Dr Amy Ronaldson, Research Fellow at King’s IoPPN, and first author, said, “Our study showed that there were stronger associations for patients with vascular dementia, which is caused by reduced blood flow to the brain, and implies that air pollution might impact the development of vascular dementia more than other dementia types.

“We looked at associations between air pollution and cognitive function over time, as well as physical health and social functioning. The results of the study indicate that NO2 exposure negatively impacts health and social functioning more so than cognitive function, which might partially explain how air pollution leads to more use of community mental health teams in people with dementia.”

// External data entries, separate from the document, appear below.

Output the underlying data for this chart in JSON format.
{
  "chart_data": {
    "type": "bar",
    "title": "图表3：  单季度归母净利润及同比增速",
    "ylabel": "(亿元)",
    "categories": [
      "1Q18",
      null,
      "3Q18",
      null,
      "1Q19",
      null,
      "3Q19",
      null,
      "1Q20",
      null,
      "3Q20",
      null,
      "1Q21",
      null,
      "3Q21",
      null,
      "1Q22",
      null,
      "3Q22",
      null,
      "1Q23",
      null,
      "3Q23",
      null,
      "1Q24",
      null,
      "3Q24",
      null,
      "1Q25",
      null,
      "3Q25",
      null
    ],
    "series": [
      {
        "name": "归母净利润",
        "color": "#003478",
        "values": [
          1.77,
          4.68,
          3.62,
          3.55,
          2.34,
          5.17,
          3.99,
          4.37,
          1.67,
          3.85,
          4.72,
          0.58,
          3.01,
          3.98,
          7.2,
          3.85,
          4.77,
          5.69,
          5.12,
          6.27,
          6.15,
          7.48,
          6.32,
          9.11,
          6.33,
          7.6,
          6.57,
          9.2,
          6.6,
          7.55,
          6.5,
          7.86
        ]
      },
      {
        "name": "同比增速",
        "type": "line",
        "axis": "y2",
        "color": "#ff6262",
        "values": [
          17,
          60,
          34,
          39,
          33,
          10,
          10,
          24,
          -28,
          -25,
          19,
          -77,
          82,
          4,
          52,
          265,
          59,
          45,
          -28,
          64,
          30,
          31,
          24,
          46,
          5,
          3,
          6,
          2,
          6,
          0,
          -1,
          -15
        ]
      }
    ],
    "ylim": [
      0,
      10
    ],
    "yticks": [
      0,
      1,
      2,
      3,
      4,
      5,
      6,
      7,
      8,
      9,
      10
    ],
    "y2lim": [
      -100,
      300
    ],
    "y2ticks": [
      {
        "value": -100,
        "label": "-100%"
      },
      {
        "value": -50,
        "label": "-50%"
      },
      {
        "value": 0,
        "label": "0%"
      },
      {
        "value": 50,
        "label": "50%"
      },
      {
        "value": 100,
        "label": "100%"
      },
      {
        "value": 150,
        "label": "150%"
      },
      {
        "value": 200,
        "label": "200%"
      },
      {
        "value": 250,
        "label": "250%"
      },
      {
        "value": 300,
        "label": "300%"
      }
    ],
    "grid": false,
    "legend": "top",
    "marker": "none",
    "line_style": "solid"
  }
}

“This study shows how much we need to understand the influence that pollution and other environmental exposures may have on the health of people with vulnerabilities such as dementia. In order to achieve this, we need good quality information on exposures like pollution and we also need to bring this information together with detailed experiences described in routine healthcare records, such as those provided by our Clinical Record Interactive Search platform for over 15 years.”

Professor Robert Stewart, NIHR Maudsley BRC Informatics deputy lead


Dr Ioannis Bakolis, Reader in Biostatistics and Epidemiology, at King’s IoPPN, and the study’s senior author said, “Our findings indicate that reducing levels of air pollution could lead to a considerable reduction in the use of community mental health services by people with dementia both in South London as well as other urban traffic areas in the UK. More work is needed to understand how air pollution impacts other aspects of dementia-related care, as well as the pathways involved but our work suggests that urban measures to reduce air pollution could help ease some of the demand on mental health services. We estimate that if the annual PM2.5exposure in London (11.6 µg/m3 in 2019) fell to 5 µg/m3, as recommended by the World Health Organization, the number of community mental health service contacts by people with dementia could be reduced by 13% a year. Similarly, reducing annual levels of NO2 (39 µg/m3 in 2019) to the recommended limit of 10 µg/m3 could reduce annual mental health service contacts by 38%.”

The researchers used the Clinical Record Interactive Search system (CRIS), a computer system that allows researchers at the NIHR Maudsley Biomedical Research Centre (BRC) to carry out research using information from South London and Maudsley NHS Foundation Trust clinical records.